Issue with recent change to capture beads and amplification primer in new emPCR lots - Page 2

bradfish · 08-08-2012, 03:59 PM

I've been loading one emPCR at a time as I figured letting it sit would be an issue. I usually pause when you add the amplicon to the oil, and just move forward with one from there all the way through the procedure, then add amplicon to the next oil and start from there again. Seems to work great.

Interesting thoughts on diversity of pool correlating with signal interference. What I am are pools of many different samples each containing at least a few different organisms, many containing much more. I am going to look into this correlation when I get time.

boerm · 10-02-2012, 02:13 PM

If it is not the enrichment beads causing the problem and not the emPCR reagents, could the problem of short reads be caused by the MID adaptors, that form dimers during the library preparation.

Can it be that these dimers are not visible in the bioanalyser because they are sticking to the larger DNA fragments?

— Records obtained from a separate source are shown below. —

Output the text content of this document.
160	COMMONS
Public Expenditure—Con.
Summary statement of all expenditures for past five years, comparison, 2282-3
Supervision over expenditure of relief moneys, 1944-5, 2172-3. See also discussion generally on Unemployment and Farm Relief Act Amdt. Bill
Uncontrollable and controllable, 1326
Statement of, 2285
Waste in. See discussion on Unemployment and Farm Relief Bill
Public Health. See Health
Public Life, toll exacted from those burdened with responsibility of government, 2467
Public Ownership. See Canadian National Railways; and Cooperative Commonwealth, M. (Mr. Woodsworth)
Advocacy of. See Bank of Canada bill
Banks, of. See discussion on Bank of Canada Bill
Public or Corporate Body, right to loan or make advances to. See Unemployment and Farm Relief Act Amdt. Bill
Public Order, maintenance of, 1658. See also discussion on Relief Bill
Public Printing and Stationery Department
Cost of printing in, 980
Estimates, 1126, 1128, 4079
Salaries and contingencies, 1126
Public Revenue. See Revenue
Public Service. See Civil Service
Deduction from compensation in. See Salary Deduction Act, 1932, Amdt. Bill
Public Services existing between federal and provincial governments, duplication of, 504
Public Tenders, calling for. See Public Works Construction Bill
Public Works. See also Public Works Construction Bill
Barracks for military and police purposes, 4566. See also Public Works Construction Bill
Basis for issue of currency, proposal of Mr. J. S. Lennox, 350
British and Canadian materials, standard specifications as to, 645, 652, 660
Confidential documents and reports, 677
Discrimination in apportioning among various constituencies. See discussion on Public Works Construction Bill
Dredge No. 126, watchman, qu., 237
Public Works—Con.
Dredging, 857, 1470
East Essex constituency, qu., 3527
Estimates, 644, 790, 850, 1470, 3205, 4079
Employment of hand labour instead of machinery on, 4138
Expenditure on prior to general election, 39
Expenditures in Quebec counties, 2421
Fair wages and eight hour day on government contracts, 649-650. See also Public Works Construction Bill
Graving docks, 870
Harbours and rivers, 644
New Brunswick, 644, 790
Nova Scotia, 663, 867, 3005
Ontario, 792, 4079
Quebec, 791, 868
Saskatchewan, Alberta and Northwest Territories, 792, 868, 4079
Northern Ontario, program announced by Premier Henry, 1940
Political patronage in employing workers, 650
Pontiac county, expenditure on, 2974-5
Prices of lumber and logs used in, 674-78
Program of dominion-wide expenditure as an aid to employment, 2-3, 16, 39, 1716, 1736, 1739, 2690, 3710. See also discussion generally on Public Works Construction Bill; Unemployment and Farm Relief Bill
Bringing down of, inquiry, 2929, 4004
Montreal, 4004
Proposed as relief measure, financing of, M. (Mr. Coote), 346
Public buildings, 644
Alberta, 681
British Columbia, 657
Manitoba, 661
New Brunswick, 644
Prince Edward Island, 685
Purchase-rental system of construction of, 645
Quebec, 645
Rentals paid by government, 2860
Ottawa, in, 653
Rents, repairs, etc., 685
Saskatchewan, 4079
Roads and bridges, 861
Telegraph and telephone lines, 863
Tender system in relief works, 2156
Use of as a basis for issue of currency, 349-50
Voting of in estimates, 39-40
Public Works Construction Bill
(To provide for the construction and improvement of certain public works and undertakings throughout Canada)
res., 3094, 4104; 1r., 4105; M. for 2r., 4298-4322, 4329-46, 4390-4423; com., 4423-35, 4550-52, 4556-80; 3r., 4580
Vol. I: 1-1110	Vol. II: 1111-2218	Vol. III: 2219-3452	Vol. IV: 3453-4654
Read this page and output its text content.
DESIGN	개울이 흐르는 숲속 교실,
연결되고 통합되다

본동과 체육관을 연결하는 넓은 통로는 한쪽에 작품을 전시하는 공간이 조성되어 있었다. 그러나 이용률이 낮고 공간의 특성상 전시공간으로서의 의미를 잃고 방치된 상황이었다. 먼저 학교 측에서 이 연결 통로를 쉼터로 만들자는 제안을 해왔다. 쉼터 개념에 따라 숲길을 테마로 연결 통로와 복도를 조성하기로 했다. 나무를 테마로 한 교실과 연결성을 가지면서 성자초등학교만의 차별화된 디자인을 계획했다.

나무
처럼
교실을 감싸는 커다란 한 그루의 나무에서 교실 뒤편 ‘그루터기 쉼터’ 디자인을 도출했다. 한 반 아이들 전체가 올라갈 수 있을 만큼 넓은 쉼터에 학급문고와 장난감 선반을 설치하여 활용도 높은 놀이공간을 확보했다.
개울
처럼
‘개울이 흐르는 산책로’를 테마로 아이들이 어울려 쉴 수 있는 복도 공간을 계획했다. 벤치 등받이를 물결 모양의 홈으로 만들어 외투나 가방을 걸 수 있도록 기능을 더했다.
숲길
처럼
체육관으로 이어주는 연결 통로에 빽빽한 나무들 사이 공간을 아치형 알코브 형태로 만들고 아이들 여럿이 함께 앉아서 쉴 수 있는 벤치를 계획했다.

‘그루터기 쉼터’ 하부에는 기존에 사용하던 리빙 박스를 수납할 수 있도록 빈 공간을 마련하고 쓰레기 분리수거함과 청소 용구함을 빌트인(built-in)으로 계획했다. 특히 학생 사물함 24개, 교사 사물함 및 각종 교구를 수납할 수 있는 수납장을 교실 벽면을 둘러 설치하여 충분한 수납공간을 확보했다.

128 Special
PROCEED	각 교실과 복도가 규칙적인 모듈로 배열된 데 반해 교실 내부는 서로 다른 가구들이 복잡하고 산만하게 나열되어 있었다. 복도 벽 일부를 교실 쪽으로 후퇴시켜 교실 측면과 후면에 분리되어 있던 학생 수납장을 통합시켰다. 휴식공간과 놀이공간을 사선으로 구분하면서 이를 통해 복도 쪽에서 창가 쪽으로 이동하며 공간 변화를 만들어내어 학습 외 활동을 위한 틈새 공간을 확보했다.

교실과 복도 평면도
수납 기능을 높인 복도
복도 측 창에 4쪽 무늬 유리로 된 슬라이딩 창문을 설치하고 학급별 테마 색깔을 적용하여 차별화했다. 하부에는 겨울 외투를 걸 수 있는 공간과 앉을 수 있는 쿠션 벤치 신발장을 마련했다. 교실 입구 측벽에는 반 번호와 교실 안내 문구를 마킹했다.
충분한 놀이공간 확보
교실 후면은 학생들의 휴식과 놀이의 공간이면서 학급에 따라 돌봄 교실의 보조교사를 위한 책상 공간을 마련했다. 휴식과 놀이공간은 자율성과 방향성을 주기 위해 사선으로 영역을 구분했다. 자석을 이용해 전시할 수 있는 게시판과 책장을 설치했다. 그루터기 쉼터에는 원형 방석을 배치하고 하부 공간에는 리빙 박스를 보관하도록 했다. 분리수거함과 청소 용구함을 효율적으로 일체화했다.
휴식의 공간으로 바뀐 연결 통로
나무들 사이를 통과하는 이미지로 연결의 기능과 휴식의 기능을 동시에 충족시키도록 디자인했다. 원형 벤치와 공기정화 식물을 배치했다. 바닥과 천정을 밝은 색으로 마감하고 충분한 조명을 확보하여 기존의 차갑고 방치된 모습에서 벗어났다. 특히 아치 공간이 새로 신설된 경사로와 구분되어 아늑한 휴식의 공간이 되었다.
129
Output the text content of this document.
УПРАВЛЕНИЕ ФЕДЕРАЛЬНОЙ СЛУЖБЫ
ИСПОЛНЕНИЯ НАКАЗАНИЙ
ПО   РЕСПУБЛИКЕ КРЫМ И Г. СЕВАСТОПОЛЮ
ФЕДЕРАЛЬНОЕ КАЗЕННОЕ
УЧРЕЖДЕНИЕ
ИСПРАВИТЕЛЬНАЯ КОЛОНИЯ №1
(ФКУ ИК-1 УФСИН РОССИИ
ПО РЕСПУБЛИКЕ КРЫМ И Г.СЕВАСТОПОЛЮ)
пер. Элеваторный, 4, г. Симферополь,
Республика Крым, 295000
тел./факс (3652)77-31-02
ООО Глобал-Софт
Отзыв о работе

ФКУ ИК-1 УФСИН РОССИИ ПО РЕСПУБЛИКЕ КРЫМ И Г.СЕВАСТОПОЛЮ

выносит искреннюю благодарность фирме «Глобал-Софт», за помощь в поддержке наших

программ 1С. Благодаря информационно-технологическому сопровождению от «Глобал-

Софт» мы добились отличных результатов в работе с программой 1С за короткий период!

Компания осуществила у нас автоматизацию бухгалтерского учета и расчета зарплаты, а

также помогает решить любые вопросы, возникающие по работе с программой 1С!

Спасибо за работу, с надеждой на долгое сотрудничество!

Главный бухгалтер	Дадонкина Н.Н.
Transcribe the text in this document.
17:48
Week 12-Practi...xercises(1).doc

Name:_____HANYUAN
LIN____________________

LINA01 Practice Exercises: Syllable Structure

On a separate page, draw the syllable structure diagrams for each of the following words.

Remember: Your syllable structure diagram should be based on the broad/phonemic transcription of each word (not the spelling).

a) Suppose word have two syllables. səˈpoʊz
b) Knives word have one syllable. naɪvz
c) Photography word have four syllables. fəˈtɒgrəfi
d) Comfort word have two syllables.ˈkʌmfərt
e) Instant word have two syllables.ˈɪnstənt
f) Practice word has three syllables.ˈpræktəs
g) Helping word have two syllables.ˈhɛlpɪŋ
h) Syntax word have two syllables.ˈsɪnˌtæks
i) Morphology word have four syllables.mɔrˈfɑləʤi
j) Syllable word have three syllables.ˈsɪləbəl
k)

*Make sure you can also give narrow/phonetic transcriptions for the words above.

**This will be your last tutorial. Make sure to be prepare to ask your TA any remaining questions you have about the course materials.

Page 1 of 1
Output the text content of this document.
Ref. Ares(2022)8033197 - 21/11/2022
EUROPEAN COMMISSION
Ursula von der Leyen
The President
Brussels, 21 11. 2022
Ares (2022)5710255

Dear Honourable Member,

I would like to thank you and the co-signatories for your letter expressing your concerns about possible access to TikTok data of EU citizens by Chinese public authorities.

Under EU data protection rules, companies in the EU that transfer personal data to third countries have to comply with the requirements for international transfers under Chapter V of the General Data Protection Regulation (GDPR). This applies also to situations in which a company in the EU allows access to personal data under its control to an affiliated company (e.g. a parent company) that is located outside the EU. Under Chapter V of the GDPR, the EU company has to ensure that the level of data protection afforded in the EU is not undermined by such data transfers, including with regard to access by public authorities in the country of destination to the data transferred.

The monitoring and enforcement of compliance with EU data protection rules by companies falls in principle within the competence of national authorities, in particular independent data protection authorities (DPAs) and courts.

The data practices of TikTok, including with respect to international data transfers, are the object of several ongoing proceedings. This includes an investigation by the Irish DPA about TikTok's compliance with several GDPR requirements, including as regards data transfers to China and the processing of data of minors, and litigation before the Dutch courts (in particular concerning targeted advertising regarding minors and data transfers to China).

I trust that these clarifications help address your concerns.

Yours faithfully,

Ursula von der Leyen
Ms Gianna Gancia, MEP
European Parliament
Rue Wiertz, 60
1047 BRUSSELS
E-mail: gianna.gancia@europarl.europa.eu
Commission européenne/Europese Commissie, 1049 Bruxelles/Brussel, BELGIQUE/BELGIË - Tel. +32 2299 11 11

Our MID adaptor kit is over the expire date, could this explain the problem?

DNA_Dan · 10-22-2012, 01:49 PM

Quote:

Originally Posted by boerm

If it is not the enrichment beads causing the problem and not the emPCR reagents, could the problem of short reads be caused by the MID adaptors, that form dimers during the library preparation.

Can it be that these dimers are not visible in the bioanalyser because they are sticking to the larger DNA fragments?

Our MID adaptor kit is over the expire date, could this explain the problem?

This might be a possibility, but the equilibrium favors dimer formation. If you want to test for this simply do an amplification on the final library and run it on a BA chip again. If those fragments are there you should pick them up.

YMMV on expired reagents. It just depends how precious your samples are. Other labs with unlimited budgets throw them out.

boerm · 10-23-2012, 01:52 AM

Quote:

Originally Posted by DNA_Dan

This might be a possibility, but the equilibrium favors dimer formation. If you want to test for this simply do an amplification on the final library and run it on a BA chip again. If those fragments are there you should pick them up.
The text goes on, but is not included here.